Resta poi aperto il balletto surreale sulla data delle dimissioni fino alle voci di un improbabile reincarico allo stesso Cavaliere.
Napolitano, alle cinque del pomeriggio, mette fine con una nota ufficiale alle parole in libertà : dimissioni «certe», legge rapidissima, come convenuto con Fini e Schifani, e poi consultazioni lampo per un nuovo governo o elezioni.
Scrive anche che, in ogni momento, «è possibile adottare provvedimenti d’urgenza ». È un passaggio dedicato ai partner e agli investitori stranieri che temono l’impasse e non sanno che anche un governo dimissionario può fare argine ricorrendo ai decreti legge.

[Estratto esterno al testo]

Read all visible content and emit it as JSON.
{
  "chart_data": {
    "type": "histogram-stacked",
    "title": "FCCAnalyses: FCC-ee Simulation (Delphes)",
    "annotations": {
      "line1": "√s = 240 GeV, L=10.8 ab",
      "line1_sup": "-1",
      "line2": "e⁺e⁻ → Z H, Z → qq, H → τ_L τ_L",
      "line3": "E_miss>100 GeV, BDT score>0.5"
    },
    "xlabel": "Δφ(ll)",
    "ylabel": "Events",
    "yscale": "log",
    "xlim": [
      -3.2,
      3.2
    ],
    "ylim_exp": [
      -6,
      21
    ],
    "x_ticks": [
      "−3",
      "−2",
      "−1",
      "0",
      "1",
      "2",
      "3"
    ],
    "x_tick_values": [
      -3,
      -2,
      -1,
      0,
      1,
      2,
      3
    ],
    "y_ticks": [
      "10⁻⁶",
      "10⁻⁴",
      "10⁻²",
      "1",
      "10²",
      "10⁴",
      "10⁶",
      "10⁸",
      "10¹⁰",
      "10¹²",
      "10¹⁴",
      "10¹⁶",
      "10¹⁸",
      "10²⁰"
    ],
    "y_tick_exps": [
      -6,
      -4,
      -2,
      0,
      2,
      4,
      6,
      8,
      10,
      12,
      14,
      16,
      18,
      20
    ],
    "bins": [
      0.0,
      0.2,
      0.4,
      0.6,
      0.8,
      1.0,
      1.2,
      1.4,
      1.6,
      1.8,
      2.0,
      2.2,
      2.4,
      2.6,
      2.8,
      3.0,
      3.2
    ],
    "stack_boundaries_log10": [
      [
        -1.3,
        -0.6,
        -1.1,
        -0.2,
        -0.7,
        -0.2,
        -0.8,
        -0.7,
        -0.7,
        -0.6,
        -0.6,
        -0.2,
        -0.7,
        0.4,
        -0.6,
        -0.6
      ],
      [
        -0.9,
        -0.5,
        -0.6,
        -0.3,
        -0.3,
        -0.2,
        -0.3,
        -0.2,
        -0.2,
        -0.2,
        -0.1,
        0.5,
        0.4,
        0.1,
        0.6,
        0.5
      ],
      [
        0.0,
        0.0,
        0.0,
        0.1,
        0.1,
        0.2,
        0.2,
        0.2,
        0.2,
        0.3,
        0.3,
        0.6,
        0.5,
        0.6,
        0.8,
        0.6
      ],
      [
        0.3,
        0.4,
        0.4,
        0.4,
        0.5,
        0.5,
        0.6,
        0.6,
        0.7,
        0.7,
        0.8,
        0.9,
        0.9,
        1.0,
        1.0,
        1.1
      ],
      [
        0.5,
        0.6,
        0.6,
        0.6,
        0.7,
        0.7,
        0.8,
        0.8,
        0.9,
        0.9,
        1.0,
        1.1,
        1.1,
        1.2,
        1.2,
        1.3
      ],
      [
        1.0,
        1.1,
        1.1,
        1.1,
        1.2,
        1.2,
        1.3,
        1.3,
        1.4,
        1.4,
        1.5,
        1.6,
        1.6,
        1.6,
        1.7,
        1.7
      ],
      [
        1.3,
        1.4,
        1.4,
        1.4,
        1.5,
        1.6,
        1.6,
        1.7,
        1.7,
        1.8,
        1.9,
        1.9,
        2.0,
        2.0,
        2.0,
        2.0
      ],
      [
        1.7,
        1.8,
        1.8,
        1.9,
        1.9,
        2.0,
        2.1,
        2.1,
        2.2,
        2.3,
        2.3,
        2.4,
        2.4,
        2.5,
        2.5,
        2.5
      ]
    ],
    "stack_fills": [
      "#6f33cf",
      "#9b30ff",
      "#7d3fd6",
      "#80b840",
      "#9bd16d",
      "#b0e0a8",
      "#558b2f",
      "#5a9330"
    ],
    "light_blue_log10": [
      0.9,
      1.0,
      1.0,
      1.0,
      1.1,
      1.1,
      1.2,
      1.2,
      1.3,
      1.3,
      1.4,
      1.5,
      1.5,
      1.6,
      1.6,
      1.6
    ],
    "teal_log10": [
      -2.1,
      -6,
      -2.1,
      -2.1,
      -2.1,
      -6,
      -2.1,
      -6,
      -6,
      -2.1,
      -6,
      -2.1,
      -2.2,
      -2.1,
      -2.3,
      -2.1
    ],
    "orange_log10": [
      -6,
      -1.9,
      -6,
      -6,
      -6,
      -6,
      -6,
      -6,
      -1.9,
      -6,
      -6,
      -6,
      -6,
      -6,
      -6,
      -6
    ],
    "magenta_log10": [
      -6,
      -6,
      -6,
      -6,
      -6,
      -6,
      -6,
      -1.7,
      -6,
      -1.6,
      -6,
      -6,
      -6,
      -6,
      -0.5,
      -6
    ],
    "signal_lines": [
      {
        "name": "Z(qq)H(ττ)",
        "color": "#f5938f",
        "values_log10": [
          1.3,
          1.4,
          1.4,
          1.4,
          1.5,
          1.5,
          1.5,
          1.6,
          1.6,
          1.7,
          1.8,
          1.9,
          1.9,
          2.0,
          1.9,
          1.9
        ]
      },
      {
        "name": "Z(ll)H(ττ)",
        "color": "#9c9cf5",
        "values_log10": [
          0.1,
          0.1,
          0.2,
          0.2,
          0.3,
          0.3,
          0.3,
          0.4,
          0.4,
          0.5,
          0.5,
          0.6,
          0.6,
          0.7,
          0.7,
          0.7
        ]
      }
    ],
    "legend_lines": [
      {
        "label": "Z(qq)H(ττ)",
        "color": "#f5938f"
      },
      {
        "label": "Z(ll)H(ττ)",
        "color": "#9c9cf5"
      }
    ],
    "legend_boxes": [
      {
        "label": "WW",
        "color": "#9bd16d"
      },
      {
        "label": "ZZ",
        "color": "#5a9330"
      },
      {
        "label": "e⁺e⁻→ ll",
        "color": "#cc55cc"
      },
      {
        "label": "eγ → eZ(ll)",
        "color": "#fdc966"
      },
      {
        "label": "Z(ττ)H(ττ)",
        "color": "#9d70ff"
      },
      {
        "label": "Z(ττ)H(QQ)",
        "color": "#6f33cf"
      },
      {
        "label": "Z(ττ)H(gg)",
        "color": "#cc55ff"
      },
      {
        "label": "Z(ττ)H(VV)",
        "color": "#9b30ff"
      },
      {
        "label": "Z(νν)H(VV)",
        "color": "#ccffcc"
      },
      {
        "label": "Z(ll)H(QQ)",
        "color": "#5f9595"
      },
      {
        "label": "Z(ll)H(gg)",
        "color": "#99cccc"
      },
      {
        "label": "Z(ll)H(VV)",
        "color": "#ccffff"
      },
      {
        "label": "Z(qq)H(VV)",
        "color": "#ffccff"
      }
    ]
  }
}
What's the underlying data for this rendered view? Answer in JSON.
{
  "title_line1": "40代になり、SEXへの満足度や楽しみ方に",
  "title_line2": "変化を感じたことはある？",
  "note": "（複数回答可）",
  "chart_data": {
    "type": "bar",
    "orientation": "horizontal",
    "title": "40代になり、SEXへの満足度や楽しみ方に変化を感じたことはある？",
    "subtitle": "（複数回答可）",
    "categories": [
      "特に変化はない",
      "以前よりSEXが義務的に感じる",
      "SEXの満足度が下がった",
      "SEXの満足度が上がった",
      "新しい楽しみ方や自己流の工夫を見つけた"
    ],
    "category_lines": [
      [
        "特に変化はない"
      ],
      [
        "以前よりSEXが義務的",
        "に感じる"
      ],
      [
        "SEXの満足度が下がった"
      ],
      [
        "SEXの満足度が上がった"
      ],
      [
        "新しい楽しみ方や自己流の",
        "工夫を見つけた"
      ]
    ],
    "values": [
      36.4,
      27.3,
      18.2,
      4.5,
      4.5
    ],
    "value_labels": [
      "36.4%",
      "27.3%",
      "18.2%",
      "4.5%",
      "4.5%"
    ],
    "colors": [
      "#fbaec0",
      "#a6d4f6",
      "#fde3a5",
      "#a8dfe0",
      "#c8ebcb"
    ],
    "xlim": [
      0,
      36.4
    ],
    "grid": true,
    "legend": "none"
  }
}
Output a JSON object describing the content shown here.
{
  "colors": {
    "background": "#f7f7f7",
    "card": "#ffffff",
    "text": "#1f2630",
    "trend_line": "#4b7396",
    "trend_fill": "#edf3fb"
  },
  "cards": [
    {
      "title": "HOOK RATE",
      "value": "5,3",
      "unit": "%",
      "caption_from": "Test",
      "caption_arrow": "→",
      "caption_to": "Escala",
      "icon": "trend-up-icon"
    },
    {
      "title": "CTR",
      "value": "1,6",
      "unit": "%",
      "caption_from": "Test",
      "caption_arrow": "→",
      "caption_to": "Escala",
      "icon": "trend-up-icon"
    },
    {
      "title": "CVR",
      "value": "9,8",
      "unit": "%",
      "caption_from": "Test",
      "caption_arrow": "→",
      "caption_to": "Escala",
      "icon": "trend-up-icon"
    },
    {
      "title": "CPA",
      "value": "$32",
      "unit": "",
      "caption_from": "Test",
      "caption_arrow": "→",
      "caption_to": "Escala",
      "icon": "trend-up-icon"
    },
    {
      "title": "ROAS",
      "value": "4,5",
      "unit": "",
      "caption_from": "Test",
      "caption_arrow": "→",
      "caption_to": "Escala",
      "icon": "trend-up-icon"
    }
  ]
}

Alla decisione di bruciare le tappe contribuiscono alcune allarmate telefonate.
Mario Draghi, capo della Bce: «Presidente, i mercati non hanno capito la tempistica delle dimissioni di Berlusconi. Non si fidano ».
Ignazio Visco, governatore di Bankitalia: «Presidente, la situazione è pesantissima. Il rendimento sui Btp decennali è arrivato quasi al 7,5%, possiamo resistere solo fino all’8%».
Il capo dello Stato riceve Tremonti e concorda i contenuti e il timing del maxi-emendamento per l’Europa.
Poi prepara il terreno con l’opposizione sentendo Bersani e Casini: da loro riceve il via libera all’operazione Monti.
E anche Gianni Letta, nel frattempo, ha chiuso la sua missione impossibile.
Il governo Berlusconi non c’è più e il governo Monti avanza.
Ma al Cavaliere resta l’ultima consolazione.
Davanti ai suoi, sospira: «La giornata di oggi ha dimostrato a tutti gli sciacalli che il problema dello spread non ero io. Ho lasciato ma è stata la giornata più nera per i Btp».